German carnival float irks Poland
February 9, 2016Germany's famous Carnival Monday parades may be over on Tuesday, but the controversy many of them were courting was not. While several float makers remained under local police investigation for inciting racial hatred, one parade float from the city of Düsseldorf was causing an international outcry.
The creation in question depicts the leader of Poland's ruling right-wing Law and Justice Party (PiS), Jaroslaw Kaczynski, as a dictator in military uniform with out booted foot on the head of a woman symbolizing his prostrate nation.
German media reports stated Warsaw's top diplomat Witold Waszczykowski took to Polish public radio to vent the government's outrage. "We will use diplomatic channels to raise awareness and ask our German partners who this serves," said the foreign minister, according to news agency DPA.

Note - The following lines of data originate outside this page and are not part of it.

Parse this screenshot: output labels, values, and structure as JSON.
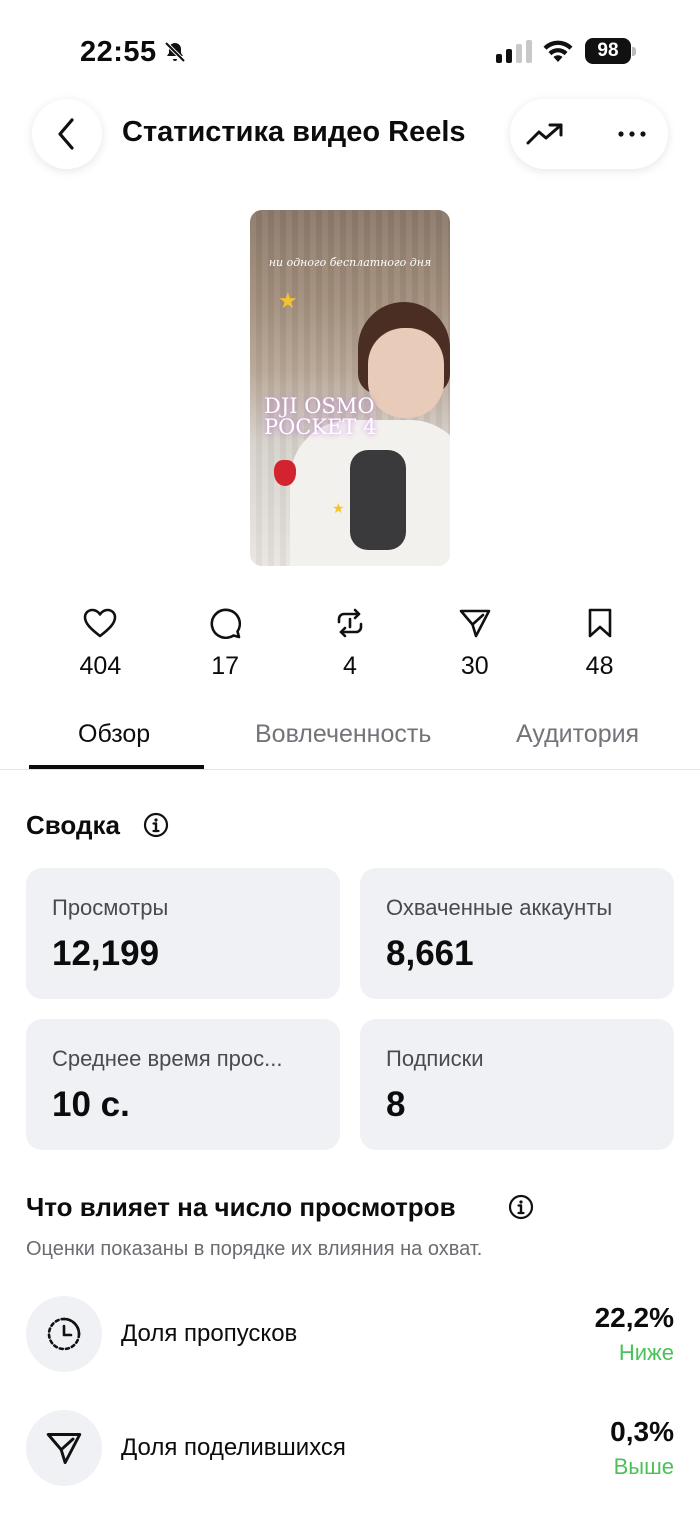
{
  "status_bar": {
    "time": "22:55",
    "battery": "98"
  },
  "header": {
    "title": "Статистика видео Reels"
  },
  "thumbnail": {
    "caption": "ни одного бесплатного дня",
    "overlay_line1": "DJI OSMO",
    "overlay_line2": "POCKET 4"
  },
  "stats": [
    {
      "icon": "heart-icon",
      "value": "404"
    },
    {
      "icon": "comment-icon",
      "value": "17"
    },
    {
      "icon": "repost-icon",
      "value": "4"
    },
    {
      "icon": "share-icon",
      "value": "30"
    },
    {
      "icon": "bookmark-icon",
      "value": "48"
    }
  ],
  "tabs": [
    {
      "label": "Обзор",
      "active": true
    },
    {
      "label": "Вовлеченность",
      "active": false
    },
    {
      "label": "Аудитория",
      "active": false
    }
  ],
  "summary": {
    "title": "Сводка",
    "cards": [
      {
        "label": "Просмотры",
        "value": "12,199"
      },
      {
        "label": "Охваченные аккаунты",
        "value": "8,661"
      },
      {
        "label": "Среднее время прос...",
        "value": "10 с."
      },
      {
        "label": "Подписки",
        "value": "8"
      }
    ]
  },
  "factors": {
    "title": "Что влияет на число просмотров",
    "subtitle": "Оценки показаны в порядке их влияния на охват.",
    "items": [
      {
        "icon": "timer-icon",
        "label": "Доля пропусков",
        "value": "22,2%",
        "trend": "Ниже"
      },
      {
        "icon": "share-icon",
        "label": "Доля поделившихся",
        "value": "0,3%",
        "trend": "Выше"
      }
    ]
  },
  "colors": {
    "accent_positive": "#4cc15a",
    "card_bg": "#eff1f5"
  }
}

Waszczykowski said the parade float showed "contempt for Poland and Polish politicians."
No strangers to controversy
Although the Düsseldorf parade was canceled due to a severe weather warning, the float was exhibited outside city hall among a host of others, many of them similarly controversial. One depicted Germany's euroskeptic party the Alternative for Germany (AfD) as a blue man becoming increasingly brown, alluding to the color of Nazi uniforms.
Elsewhere, float organizers landed in hot water for straying too close to the line of legality with regards to hate speech. In one Bavarian town, municipal police are probing a float that showed an army tank bear a black cross reminiscent of Nazi insignia and the slogan "Asylum Defense Force" for possibly inciting racial hatred. A similar incident alluding to refugees as locusts was being investigated in the eastern town of Wasungen.
Carnival, in some parts of Germany a five-day celebration preceding the start of the Christian season of Lent, has been an important part of national culture for centuries. Recent decades have seen parade float makers satirically create politically incorrect entries in order to stir conversation, but at the same time steer clear of Germany's strict laws against hate speech.